Warning that free speech has limits, Harvard University officials say they will keep a close watch on a student-run sex magazine and could withdraw approval if they deem the publication pornographic.
/ Source: The Associated Press

Warning that free speech has limits, Harvard University officials say they will keep a close watch on a student-run sex magazine and could withdraw approval if they deem the publication pornographic.

In a statement released Thursday, Harvard also backed away from initial statements indicating that the creators of “H Bomb” magazine could apply for school funding, stating that “no funds from Harvard will be provided for this publication.”

University officials announced Wednesday that they had approved the student magazine, which will feature art, sex advice and fiction — as well as photographs of undressed Harvard undergraduates.

“We are aware of the fact that some segments of the population would find the contents distasteful,” said Associate Dean Judith H. Kidd, a member of the 14-person board that approves all student organizations. “However, the committee considered this to be an issue of freedom of speech.”

The committee, made up of faculty, staff and students, approved “H Bomb” with a 12-0 vote, with two abstentions. It is not certain when the first issue would be published.

The magazine cannot take its photos on university property, a policy that applies for all of the school’s undergraduate publications.

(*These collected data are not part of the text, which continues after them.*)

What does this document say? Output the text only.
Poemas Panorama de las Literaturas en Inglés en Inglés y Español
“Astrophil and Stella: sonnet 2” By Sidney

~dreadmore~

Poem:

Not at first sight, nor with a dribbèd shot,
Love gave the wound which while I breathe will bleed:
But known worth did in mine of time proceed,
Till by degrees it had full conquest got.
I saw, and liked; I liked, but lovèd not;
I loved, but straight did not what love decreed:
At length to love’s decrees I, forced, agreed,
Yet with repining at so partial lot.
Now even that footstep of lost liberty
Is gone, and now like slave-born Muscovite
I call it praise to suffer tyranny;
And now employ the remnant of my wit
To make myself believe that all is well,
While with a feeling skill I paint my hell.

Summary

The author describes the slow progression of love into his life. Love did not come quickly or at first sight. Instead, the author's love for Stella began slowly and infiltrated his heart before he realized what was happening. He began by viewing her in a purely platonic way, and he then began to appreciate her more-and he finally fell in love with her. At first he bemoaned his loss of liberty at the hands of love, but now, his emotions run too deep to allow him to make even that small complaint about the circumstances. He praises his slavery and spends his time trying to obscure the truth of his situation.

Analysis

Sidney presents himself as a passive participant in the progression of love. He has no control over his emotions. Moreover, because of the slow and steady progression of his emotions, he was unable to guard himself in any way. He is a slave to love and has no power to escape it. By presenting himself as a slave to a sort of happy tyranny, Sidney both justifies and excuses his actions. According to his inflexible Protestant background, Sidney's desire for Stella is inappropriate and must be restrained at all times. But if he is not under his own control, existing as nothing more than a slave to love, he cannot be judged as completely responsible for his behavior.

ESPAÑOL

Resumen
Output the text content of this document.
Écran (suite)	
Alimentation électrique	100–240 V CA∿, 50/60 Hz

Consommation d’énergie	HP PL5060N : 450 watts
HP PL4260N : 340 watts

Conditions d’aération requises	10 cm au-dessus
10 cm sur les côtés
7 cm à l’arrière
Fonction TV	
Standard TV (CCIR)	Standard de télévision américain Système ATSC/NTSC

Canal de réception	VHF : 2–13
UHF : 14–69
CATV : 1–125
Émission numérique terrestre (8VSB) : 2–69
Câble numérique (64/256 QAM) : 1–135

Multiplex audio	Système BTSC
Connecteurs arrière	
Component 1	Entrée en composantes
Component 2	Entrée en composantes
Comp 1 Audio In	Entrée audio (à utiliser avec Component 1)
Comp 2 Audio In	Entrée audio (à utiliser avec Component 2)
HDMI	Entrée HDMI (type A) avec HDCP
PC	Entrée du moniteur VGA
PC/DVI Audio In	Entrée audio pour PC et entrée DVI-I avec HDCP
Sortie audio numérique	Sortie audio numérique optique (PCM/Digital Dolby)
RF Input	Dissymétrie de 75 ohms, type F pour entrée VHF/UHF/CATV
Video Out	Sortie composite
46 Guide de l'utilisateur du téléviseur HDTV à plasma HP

Vassar and Swarthmore colleges also have sex-themed magazines, though "H Bomb" is the first such publication for Harvard.

The students proposing the magazine, Katharina C. Baldegg and Camilla H. Hrdy, have unlisted phone numbers and e-mail addresses, and could not be reached for comment by The Associated Press.

But Hrdy told WBZ-TV that there is a need for the proposed publication. “Just the fact that there’s no publication that allows an outlet for what everyone’s talking about seems kind of ridiculous,” she said.

A Harvard Crimson newspaper story described H Bomb as a “porn magazine,” but Baldegg and Hrdy dispute that description in a statement released by a Harvard spokesman.

“What we are proposing is an outlet for literary and artistic expression that is both desired and needed, not a pornographic magazine,” it read.